Je culpabilise de ne pas toujours penser à Élise.
Je culpabilise par rapport à Gaspard. D'ailleurs, dimanche dernier - jour de la fête des mères, j'étais tellement mal que j'ai fait un énorme câlin à Gaspard au moment de le coucher. Moi-même je sentais bien que je perdais pied à ce moment-là, je l'embrassais et le caressais en repensant à Élise et à ces mêmes gestes que je n'avais pu faire que quelques fois à peine avec elle. Et comme par hasard, alors que Gaspard dort entre 12 et 14 heures, cette nuit-là, il s'est réveillé six fois - comme si je l'avais perturbé, comme si je lui avais communiqué mon mal-être, comme s'il avait absorbé ma détresse. Je sais bien qu'on peut trouver mille explications à la mauvaise nuit d'un bébé mais vous ne m'ôterez pas de la tête que j'y suis nécessairement pour quelque chose.
Je culpabilise de ne visiblement pas réussir à m'en sortir toute seule.
Je culpabilise quand je me dis que rien ne pourrait être pire que l'absence d'Élise et que cette absence est de notre faute. En même temps, peut-on commettre un tel acte sans le payer toute sa vie ?
Je culpabilise quand j'imagine qu'un accident ou une maladie pourrait laisser Gaspard dans l'état végétatif qui aurait été celui d'Élise à la naissance : et pourtant, si ça arrivait, on ne tuerait pas Gaspard alors pourquoi n'avons-nous laissé aucune chance à Élise ?

Et c'est la nature de nos échanges qui lui a fait réviser son jugement quant au traitement médicamenteux, puisqu'elle m'a avoué qu'elle se posait la question, alors qu'elle l'avait exclu lors de notre premier entretien. Je lui ai rappelé que je n'y étais pas favorable a priori, pas plus que mon mari. Elle m'a alors expliqué qu'il s'agirait de toutes façons d'un traitement léger, qui ne m'abrutirait pas et qui ne modifierait pas mon comportement.
Elle a notamment insisté sur l'importance des premiers mois de vie de Gaspard et la nécessité qu'il bénéficie d'un environnement équilibré pendant cette période de sa vie en particulier.
Elle a précisé que c'était la notion de culpabilité qui ressortait de mes propos qui l'incitait à se poser la question. Elle m'a expliqué que la culpabilité est l'un des symptômes de la dépression. Voilà, le mot est lâché - le mot qui fait peur, le mot qui fait fuir. Je lui ai demandé si cette culpabilité n'était pas normale compte tenu de la décision que nous avions prise. Elle m'a alors fait comprendre (je ne me souviens plus de ses termes exacts) que, huit mois après, ce n'était pas tout-à-fait normal.

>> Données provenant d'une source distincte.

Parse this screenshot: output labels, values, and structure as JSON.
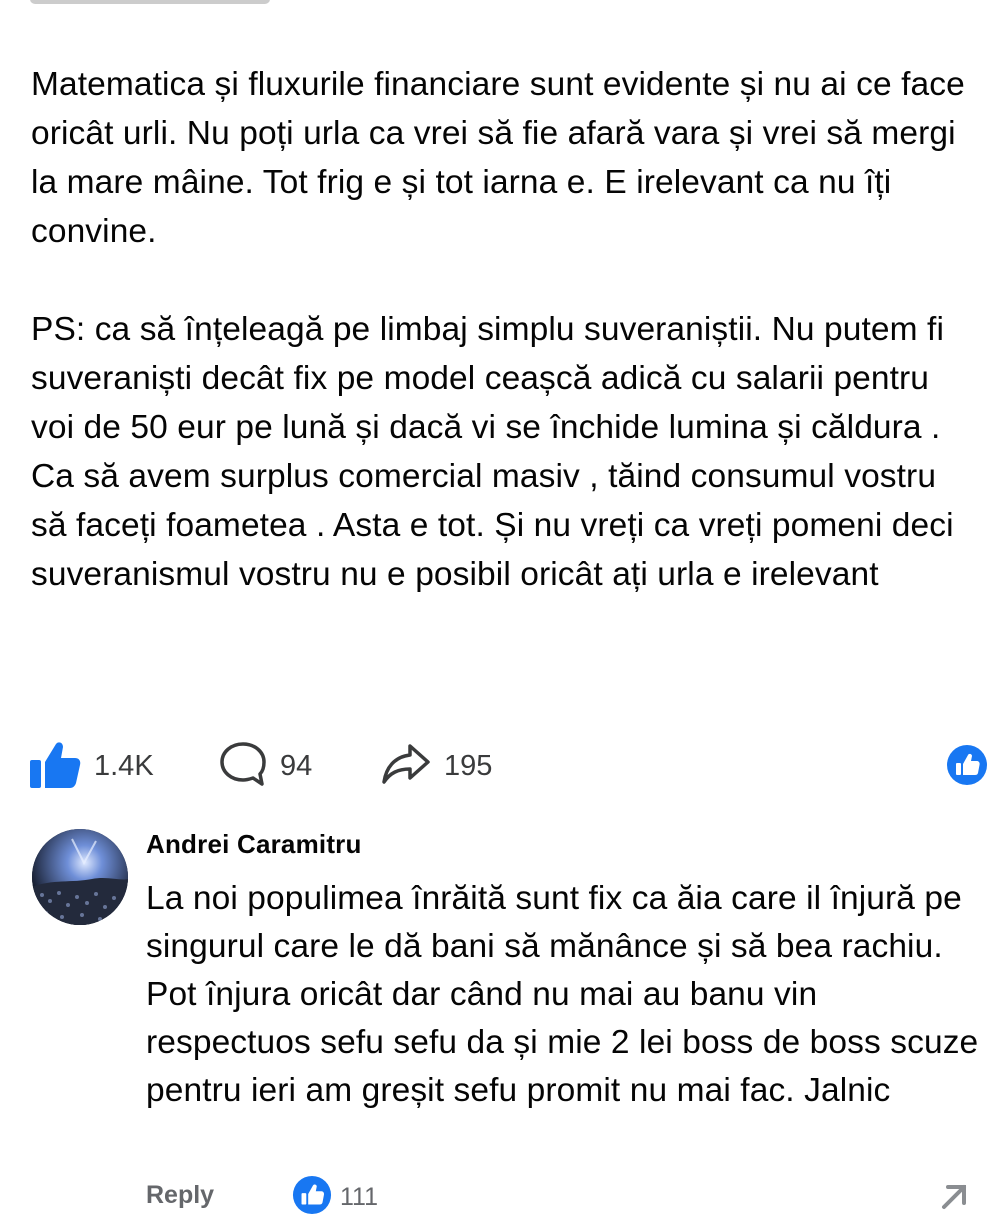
{
  "post": {
    "paragraphs": [
      "Matematica și fluxurile financiare sunt evidente și nu ai ce face oricât urli. Nu poți urla ca vrei să fie afară vara și vrei să mergi la mare mâine. Tot frig e și tot iarna e. E irelevant ca nu îți convine.",
      "PS: ca să înțeleagă pe limbaj simplu suveraniștii. Nu putem fi suveraniști decât fix pe model ceașcă adică cu salarii pentru voi de 50 eur pe lună și dacă vi se închide lumina și căldura . Ca să avem surplus comercial masiv , tăind consumul vostru să faceți foametea . Asta e tot. Și nu vreți ca vreți pomeni deci suveranismul vostru nu e posibil oricât ați urla e irelevant"
    ],
    "actions": {
      "like_count": "1.4K",
      "comment_count": "94",
      "share_count": "195"
    }
  },
  "comment": {
    "author": "Andrei Caramitru",
    "text": "La noi populimea înrăită sunt fix ca ăia care il înjură pe singurul care le dă bani să mănânce și să bea rachiu. Pot înjura oricât dar când nu mai au banu vin respectuos sefu sefu da și mie 2 lei boss de boss scuze pentru ieri am greșit sefu promit nu mai fac. Jalnic",
    "reply_label": "Reply",
    "reaction_count": "111"
  },
  "icons": {
    "like": "thumbs-up-icon",
    "comment": "speech-bubble-icon",
    "share": "share-arrow-icon",
    "like_badge": "like-reaction-badge-icon"
  },
  "colors": {
    "accent": "#1877f2",
    "text": "#050505",
    "muted": "#65676b",
    "icon": "#3a3b3c"
  }
}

Je ne demande qu'à la croire et qu'à être aidée. Après tout, il paraît qu'elle s'y connaît, en deuil périnatal, d'un jumeau qui plus est.

Je dois à nouveau la rencontrer dans une dizaine de jours, accompagnée de mon mari cette fois, notamment pour discuter de l'opportunité de ce traitement.

Mais prendre des anti-dépresseurs, cela implique probablement que j'interrompe la relactation (je vous en reparlerai plus tard) et que nous fassions une croix sur notre espoir d'une nouvelle grossesse dans les semaines ou mois à venir.
Toujours est-il que, si elle me propose effectivement un traitement, ce ne sera pas pour moi mais pour Gaspard que je l'accepterai. Parce que je ne veux pas qu'il souffre de mon état. Car au final, le plus difficile à encaisser au sortir de cet entretien, c'est qu'il semble que je ne suis pas tout-à-fait à la hauteur pour m'occuper de Gaspard. Et si c'est comme ça que je suis censée lâcher prise par rapport à la culpabilité, c'est mal parti...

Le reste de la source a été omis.